The Broadsword is an absolute blast to shoot. For a larger heavier carbine in 308, it has rather natural pointability, very similar to a 5.56mm AR15. I have spent over three months with the Broadsword firing various brands and loads of ammunition through it. I fire close to 1000 rounds of 308 through the Broadsword. I know this particular rifle has been reviewed by several notable industry members and recently was in Special Weapons for Military & Law Enforcement Magazine. This particular Broadsword was very dirty and well used when I got it. The Broadsword never failed during my time with it. It literally chewed its way through everything I put into it. With every thump of 308 fired and with every magazine exchange, the Broadsword just kept going. I even switched back and forth from cheap steel case Monarch to Federal Premium without a stoppage. I found the Broadsword really liked Federal Sierra Match King in 168 grn and 175 grn. I got the best results accuracy wise with this ammo. I found the action to be very smooth. The bolt carrier slid back and forth smoothly even when gritty, dry and hot from prolonged use. After the Slipstream STYX had started to burn off, the Broadsword still ran very smoothly.
Now, the Broadsword is a beast, although it looks slick and sexy it has some weight to it. Nothing a few pushups and exercising won’t fix. It’s nothing you can’t handle but after spending a full day with it, you will know that you have been carrying it around. Although it has weight to it, it is balanced very well. I was able to rack the Gunfighter charging handle with my support hand and change magazines with ease, while holding the Broadsword up with my fire control hand. The weight does dampen down the recoil making the Broadsword smooth and very enjoyable to shoot. Some weight could be shaved off by changing out some of the features on the Broadsword but you will be sacrificing the weight for more recoil.
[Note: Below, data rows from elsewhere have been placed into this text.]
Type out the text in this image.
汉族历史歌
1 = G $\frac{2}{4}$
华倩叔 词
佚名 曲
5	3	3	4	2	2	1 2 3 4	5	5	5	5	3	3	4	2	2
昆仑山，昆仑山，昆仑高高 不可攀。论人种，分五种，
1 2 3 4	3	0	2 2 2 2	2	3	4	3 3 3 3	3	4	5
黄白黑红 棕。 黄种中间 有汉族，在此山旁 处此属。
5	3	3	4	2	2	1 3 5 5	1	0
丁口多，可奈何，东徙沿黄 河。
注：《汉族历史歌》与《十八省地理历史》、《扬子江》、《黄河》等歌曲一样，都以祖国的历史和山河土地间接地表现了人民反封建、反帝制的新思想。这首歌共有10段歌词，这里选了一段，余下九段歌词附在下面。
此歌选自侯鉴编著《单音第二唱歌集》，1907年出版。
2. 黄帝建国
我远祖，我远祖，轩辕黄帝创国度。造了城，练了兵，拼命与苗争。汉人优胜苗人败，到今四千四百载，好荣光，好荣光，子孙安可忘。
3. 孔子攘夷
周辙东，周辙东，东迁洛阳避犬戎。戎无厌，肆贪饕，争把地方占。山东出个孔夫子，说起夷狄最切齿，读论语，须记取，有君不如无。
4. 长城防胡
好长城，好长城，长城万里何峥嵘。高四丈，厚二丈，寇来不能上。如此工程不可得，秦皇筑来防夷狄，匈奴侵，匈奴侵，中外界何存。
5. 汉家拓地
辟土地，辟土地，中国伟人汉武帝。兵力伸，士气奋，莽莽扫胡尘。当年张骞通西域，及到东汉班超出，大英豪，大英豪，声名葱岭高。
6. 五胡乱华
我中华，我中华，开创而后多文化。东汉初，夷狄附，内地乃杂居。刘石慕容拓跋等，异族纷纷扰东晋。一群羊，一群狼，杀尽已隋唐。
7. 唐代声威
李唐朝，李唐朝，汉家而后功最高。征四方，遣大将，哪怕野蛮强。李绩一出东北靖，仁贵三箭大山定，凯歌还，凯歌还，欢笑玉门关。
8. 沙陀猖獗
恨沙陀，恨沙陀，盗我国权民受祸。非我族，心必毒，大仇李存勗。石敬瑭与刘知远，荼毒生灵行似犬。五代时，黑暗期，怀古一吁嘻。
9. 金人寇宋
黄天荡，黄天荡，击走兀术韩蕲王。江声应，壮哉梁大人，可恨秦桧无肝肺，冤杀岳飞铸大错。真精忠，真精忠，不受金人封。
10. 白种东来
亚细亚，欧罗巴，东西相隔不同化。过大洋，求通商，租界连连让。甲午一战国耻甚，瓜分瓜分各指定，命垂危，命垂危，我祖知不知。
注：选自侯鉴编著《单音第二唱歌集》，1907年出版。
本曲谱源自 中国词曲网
I found the Broadsword’s recoil was straight back into the pocket of my shoulder. The BattleComp compensator did a nice job of taming the muzzle blast and rise. Now, if you are in a spotter role next to the Broadsword, the BattleComp does nothing for you and you will get your bell rung. After long days of shooting, I found my shoulder was not beat up or feeling the repercussions of all the 308 sent down range. While dumping follow up shoots into my targets, the reacquisition of the sights and Red Dot optics was, smooth and easy to track. With the Broadsword’s features and you doing your part, hard hitting rapid follow up shots, are very easy to keep on target.
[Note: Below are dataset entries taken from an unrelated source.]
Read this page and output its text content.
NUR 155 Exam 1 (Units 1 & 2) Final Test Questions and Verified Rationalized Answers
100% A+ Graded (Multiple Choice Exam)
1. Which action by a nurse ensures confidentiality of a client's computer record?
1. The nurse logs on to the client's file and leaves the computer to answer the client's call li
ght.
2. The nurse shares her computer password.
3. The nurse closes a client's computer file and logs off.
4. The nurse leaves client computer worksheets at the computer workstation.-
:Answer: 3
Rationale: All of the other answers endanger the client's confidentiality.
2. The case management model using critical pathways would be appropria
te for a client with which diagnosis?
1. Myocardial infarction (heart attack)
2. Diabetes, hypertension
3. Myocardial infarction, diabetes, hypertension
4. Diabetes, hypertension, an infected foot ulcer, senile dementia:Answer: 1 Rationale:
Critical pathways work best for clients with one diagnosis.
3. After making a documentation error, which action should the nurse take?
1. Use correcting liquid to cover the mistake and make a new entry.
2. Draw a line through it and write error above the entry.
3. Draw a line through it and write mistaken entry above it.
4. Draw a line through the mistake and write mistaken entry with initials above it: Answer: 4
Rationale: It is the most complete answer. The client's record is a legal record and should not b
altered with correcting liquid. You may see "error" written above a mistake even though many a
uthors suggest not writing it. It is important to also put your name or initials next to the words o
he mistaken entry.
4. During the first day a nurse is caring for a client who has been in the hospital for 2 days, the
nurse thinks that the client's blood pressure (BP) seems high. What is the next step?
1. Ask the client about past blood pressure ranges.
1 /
The Broadsword does feel like the modern equivalent of the medieval knights broadsword, right down to its cold grey steel look. Finding a 308 battle rifle that runs reliably can be a challenge. Crusader Weaponry is up to this challenge and the Broadsword runs flawlessly. The Broadsword can fill several roles from a heavy patrol rifle, a designated marksman rifle, a hog hunter or anything else you can think to use it for. Crusader Weaponry has several different AR15 and AR10 rifle models available. I had a chance to test fire a Crusader Longbow precision 308, with a very nice Leupold scope mounted on it. Although I only fired a couple of rounds out of the Longbow it looks very promising. I know of only a handful of AR10 type rifles that run reliably. I would put the Crusader Weaponry Broadsword on that list.